Where, as in this case, review of a compulsory arbitration award is sought, "decisional law imposes closer judicial scrutiny of the arbitrator's determination" (Matter of Motor Veh. Acc. Indem. Corp. v Aetna Cas. & Sur. Co., 89 NY2d 214, 223 [1996]; see Matter of Furstenberg [Aetna Cas. & Sur. Co.—Allstate Ins. Co.], 49 NY2d 757 [1980]; Mount St. Mary's Hosp. of Niagara Falls v Catherwood, 26 NY2d 493 [1970]), and the award must have evidentiary support and cannot be arbitrary and capricious (see Matter of Travelers Indem. Co. v United Diagnostic Imaging, P.C., 70 AD3d 1043 [2010]; Matter of State Farm Mut. Auto. Ins. Co. v City of Yonkers, 21 AD3d 1110, 1112 [2005]). Contrary to the appellant's contention, there was ample evidence in the record upon which the arbitrator could rationally base her award and, therefore, it is not subject to vacatur (see e.g. Matter of Travelers [*2]Indem. Co. v United Diagnostic Imaging, P.C., 70 AD3d at 1044; Matter of State Farm Mut. Auto. Ins. Co. v City of Yonkers, 21 AD3d at 1112; Matter of State Farm Mut. Auto. Ins. Co. v Lumbermens Mut. Cas. Co., 18 AD3d 762, 763 [2005]; Matter of State Farm Mut. Auto. Ins. Co. v Arabov, 2 AD3d 531, 533 [2003]). In this regard, we note that we have not considered those medical reports of Dr. Drew A. Stein that were appended to the petitioner's reply papers. We further note that the arbitrator clearly did not give any previous decisions of the Workers' Compensation Board res judicata effect in this case, although she did properly consider those decisions in making her determination.

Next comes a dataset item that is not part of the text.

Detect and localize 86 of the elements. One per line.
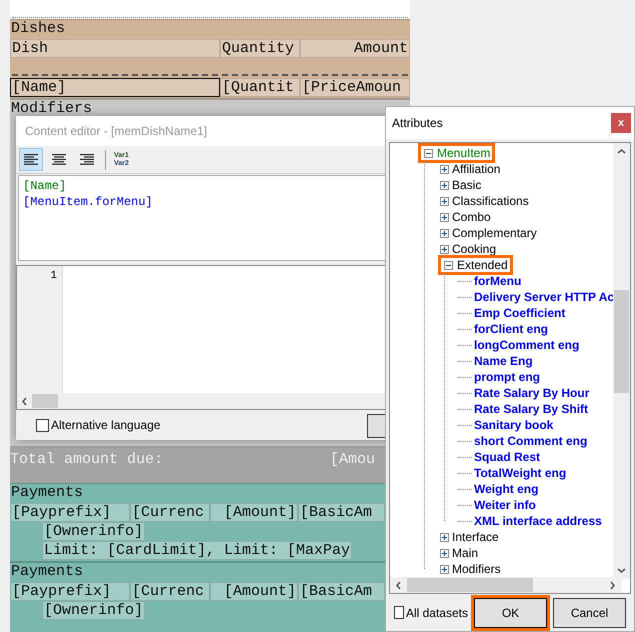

The appellant's contentions that the arbitrator failed to decide the question of proximate cause and erroneously shifted the burden of proof on that issue to the appellant are without merit. In determining that the petitioner proved 100% liability against the appellant, the arbitrator necessarily found that the petitioner had met its burden of proof on the issue of proximate causation, and further found that the appellant's submissions were insufficient to rebut the petitioner's showing.

Finally, the appellant's challenge to the Supreme Court's award of prejudgment interest is without merit (see CPLR 5002, 5004; Insurance Law § 5105). Mastro, J.P., Roman, Sgroi and Maltese, JJ., concur.